Banks embrace GenAI and Agentic AI in compliance push

Banks embrace GenAI and Agentic AI in compliance push

Banks are entering a new era in financial crime compliance (FCC) as artificial intelligence (AI) technologies move from pilot stages to full-scale implementation.

According to new research from Hawk and Chartis Research, 82% of respondents expect their institution’s AI investment to rise by more than 25% over the next two to three years. Adoption is growing rapidly across machine learning (86%), generative AI (83%), and agentic AI (76%), signalling a major shift toward AI-driven transformation in compliance.

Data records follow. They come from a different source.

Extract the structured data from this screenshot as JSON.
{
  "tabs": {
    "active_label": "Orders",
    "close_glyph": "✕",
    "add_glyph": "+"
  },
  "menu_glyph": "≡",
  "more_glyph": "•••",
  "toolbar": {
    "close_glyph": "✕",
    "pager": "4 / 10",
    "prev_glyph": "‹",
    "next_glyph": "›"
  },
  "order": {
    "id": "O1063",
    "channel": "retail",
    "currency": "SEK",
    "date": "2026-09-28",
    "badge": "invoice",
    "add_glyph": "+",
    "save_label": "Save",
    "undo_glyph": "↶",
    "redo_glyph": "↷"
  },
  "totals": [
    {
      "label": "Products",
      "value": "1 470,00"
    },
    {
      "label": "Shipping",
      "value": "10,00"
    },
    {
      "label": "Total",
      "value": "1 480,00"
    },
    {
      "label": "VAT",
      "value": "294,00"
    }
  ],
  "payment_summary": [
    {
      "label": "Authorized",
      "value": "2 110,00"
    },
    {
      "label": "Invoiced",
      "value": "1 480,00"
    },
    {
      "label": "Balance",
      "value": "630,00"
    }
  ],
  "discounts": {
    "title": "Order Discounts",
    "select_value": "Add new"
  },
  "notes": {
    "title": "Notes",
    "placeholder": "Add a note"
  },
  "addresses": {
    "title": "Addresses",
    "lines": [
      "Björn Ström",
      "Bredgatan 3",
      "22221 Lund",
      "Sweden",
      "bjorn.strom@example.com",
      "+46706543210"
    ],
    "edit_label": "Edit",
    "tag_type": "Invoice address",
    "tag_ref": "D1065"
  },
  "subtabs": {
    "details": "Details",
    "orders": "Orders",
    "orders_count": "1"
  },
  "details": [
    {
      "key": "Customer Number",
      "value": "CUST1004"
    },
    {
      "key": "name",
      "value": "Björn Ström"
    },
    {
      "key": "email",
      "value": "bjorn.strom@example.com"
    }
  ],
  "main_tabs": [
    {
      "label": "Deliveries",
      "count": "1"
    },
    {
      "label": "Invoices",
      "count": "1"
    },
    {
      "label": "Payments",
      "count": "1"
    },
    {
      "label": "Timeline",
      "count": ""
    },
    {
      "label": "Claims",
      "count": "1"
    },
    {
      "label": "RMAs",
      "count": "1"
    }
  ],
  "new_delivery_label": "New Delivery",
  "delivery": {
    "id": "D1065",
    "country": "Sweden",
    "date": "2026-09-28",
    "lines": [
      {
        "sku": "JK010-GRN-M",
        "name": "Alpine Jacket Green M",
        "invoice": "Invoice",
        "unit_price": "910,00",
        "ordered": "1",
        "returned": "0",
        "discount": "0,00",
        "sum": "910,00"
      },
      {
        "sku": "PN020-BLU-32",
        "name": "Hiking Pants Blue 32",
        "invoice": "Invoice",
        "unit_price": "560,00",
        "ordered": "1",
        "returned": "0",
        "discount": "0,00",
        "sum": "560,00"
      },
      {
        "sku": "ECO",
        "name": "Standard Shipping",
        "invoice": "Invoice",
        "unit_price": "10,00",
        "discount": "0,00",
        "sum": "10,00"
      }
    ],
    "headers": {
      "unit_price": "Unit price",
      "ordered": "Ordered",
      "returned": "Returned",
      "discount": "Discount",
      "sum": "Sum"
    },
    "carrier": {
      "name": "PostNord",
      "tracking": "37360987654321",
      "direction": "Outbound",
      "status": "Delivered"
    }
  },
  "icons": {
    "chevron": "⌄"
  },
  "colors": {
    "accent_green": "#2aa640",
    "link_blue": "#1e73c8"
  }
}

The findings come from Hawk’s new report, ‘AI in Financial Crime & Compliance: Charting the Path from Pilot to Maturity’, which explores how banks are moving from pilot projects to large-scale AI adoption.

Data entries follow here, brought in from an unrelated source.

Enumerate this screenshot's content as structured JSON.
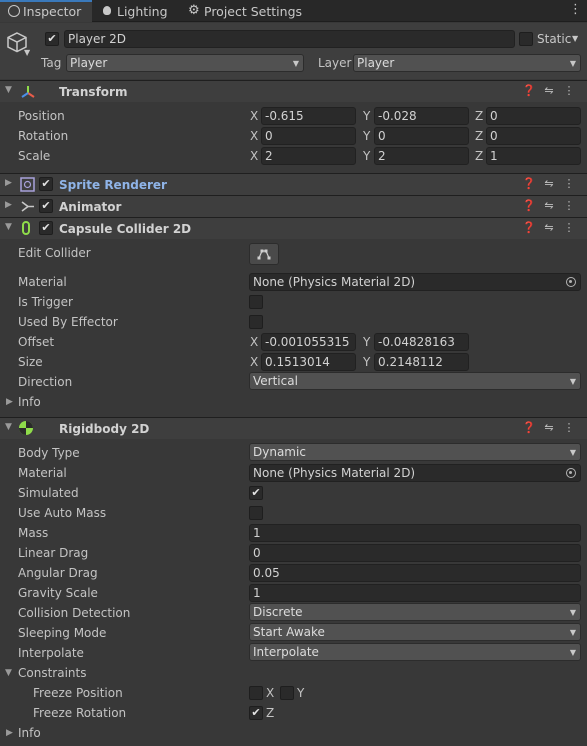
{
  "tabs": [
    {
      "label": "Inspector",
      "icon": "info-icon"
    },
    {
      "label": "Lighting",
      "icon": "bulb-icon"
    },
    {
      "label": "Project Settings",
      "icon": "gear-icon"
    }
  ],
  "gameobject": {
    "name": "Player 2D",
    "static_label": "Static",
    "tag_label": "Tag",
    "tag_value": "Player",
    "layer_label": "Layer",
    "layer_value": "Player"
  },
  "transform": {
    "title": "Transform",
    "position_label": "Position",
    "rotation_label": "Rotation",
    "scale_label": "Scale",
    "position": {
      "x": "-0.615",
      "y": "-0.028",
      "z": "0"
    },
    "rotation": {
      "x": "0",
      "y": "0",
      "z": "0"
    },
    "scale": {
      "x": "2",
      "y": "2",
      "z": "1"
    }
  },
  "axes": {
    "x": "X",
    "y": "Y",
    "z": "Z"
  },
  "sprite_renderer": {
    "title": "Sprite Renderer"
  },
  "animator": {
    "title": "Animator"
  },
  "capsule": {
    "title": "Capsule Collider 2D",
    "edit_collider_label": "Edit Collider",
    "material_label": "Material",
    "material_value": "None (Physics Material 2D)",
    "is_trigger_label": "Is Trigger",
    "used_by_effector_label": "Used By Effector",
    "offset_label": "Offset",
    "offset": {
      "x": "-0.001055315",
      "y": "-0.04828163"
    },
    "size_label": "Size",
    "size": {
      "x": "0.1513014",
      "y": "0.2148112"
    },
    "direction_label": "Direction",
    "direction_value": "Vertical",
    "info_label": "Info"
  },
  "rigidbody": {
    "title": "Rigidbody 2D",
    "body_type_label": "Body Type",
    "body_type_value": "Dynamic",
    "material_label": "Material",
    "material_value": "None (Physics Material 2D)",
    "simulated_label": "Simulated",
    "use_auto_mass_label": "Use Auto Mass",
    "mass_label": "Mass",
    "mass": "1",
    "linear_drag_label": "Linear Drag",
    "linear_drag": "0",
    "angular_drag_label": "Angular Drag",
    "angular_drag": "0.05",
    "gravity_scale_label": "Gravity Scale",
    "gravity_scale": "1",
    "collision_detection_label": "Collision Detection",
    "collision_detection_value": "Discrete",
    "sleeping_mode_label": "Sleeping Mode",
    "sleeping_mode_value": "Start Awake",
    "interpolate_label": "Interpolate",
    "interpolate_value": "Interpolate",
    "constraints_label": "Constraints",
    "freeze_position_label": "Freeze Position",
    "freeze_rotation_label": "Freeze Rotation",
    "info_label": "Info"
  },
  "colors": {
    "accent": "#3a79bb",
    "sprite_title": "#8fb4e8",
    "collider_green": "#8fdc4a"
  }
}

The report reveals strong optimism for emerging AI capabilities. One in three banks (33%) believe agentic AI will revolutionise FCC work, while 45% expect it to enhance current processes. Agentic AI is proving most valuable in case investigations and suspicious activity report (SAR) drafting, while generative AI delivers efficiency in data processing and investigative support.

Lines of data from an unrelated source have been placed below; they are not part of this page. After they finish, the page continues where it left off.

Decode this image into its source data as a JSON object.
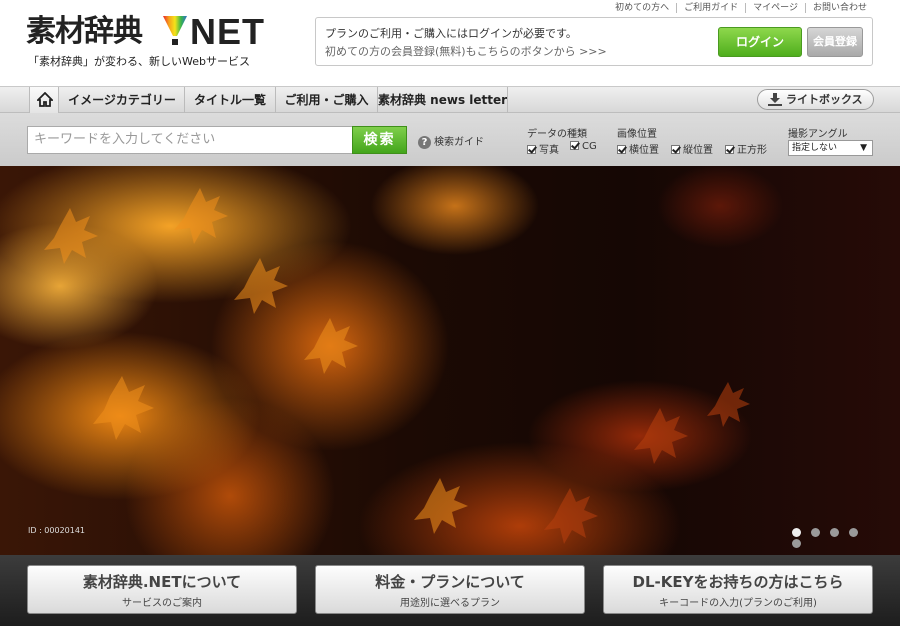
{
  "header": {
    "logo_text": "素材辞典",
    "logo_net": "NET",
    "tagline": "「素材辞典」が変わる、新しいWebサービス",
    "top_links": [
      "初めての方へ",
      "ご利用ガイド",
      "マイページ",
      "お問い合わせ"
    ]
  },
  "login": {
    "line1": "プランのご利用・ご購入にはログインが必要です。",
    "line2": "初めての方の会員登録(無料)もこちらのボタンから >>>",
    "login_label": "ログイン",
    "register_label": "会員登録"
  },
  "nav": {
    "items": [
      "イメージカテゴリー",
      "タイトル一覧",
      "ご利用・ご購入",
      "素材辞典 news letter"
    ],
    "lightbox": "ライトボックス"
  },
  "search": {
    "placeholder": "キーワードを入力してください",
    "button": "検索",
    "guide": "検索ガイド",
    "data_type_label": "データの種類",
    "data_types": [
      "写真",
      "CG"
    ],
    "orientation_label": "画像位置",
    "orientations": [
      "横位置",
      "縦位置",
      "正方形"
    ],
    "angle_label": "撮影アングル",
    "angle_value": "指定しない"
  },
  "hero": {
    "image_id": "ID : 00020141",
    "slides": 5,
    "active_slide": 1
  },
  "bottom_buttons": [
    {
      "title": "素材辞典.NETについて",
      "sub": "サービスのご案内"
    },
    {
      "title": "料金・プランについて",
      "sub": "用途別に選べるプラン"
    },
    {
      "title": "DL-KEYをお持ちの方はこちら",
      "sub": "キーコードの入力(プランのご利用)"
    }
  ],
  "colors": {
    "accent_green": "#4fae1d",
    "nav_bg": "#e0e0e0",
    "bottom_bg": "#2a2a2a"
  }
}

Hawk CEO Tobias Schweiger said, “This research confirms that the banking sector is at a pivotal moment with AI. The realized value is proving to be significant, and now the challenge is scaling that value with a holistic application of different AI technologies. Balancing the strengths of machine learning, GenAI, and Agentic AI for different uses — from high-volume data processing to complex investigations — is key to sustaining momentum and keeping AI costs under control.”

Banks are already seeing tangible returns from their AI investments. The top benefits reported include improved detection accuracy, faster alert triage, and reduced compliance and operational costs.

Cost reduction has emerged as a standout advantage, with 71% already realising savings in anti-money laundering (AML) operations, and 94% expecting further reductions within the next year. More than half of the surveyed institutions anticipate saving over $5m within two to three years.

Regulatory attitudes toward AI are also becoming more positive. Sixty per cent of respondents expect regulators to become increasingly supportive of AI, with confidence highest in the US (66%) and Latin America (80%). This shift suggests a growing global acceptance that could accelerate AI adoption in compliance functions.

Chartis Research research director Sean O’Malley said, “Banks aren’t asking if AI works anymore. Instead, they’re focusing on how to scale it. With regulators becoming more open and the benefits increasingly tangible, we predict that 2026 will mark a decisive acceleration in AI maturity across financial crime and compliance.”

Momentum is clearly building as banks move from testing to operational deployment. Eighty-nine per cent of institutions now encourage AI use, and while 22% have fully integrated AI into their FCC operations, another 70% are advancing through pilot and exploratory stages.

Fraud prevention remains the most advanced area of application, though only 10% of banks have achieved scale. In contrast, regulatory reporting lags behind, with just 2% using AI at scale.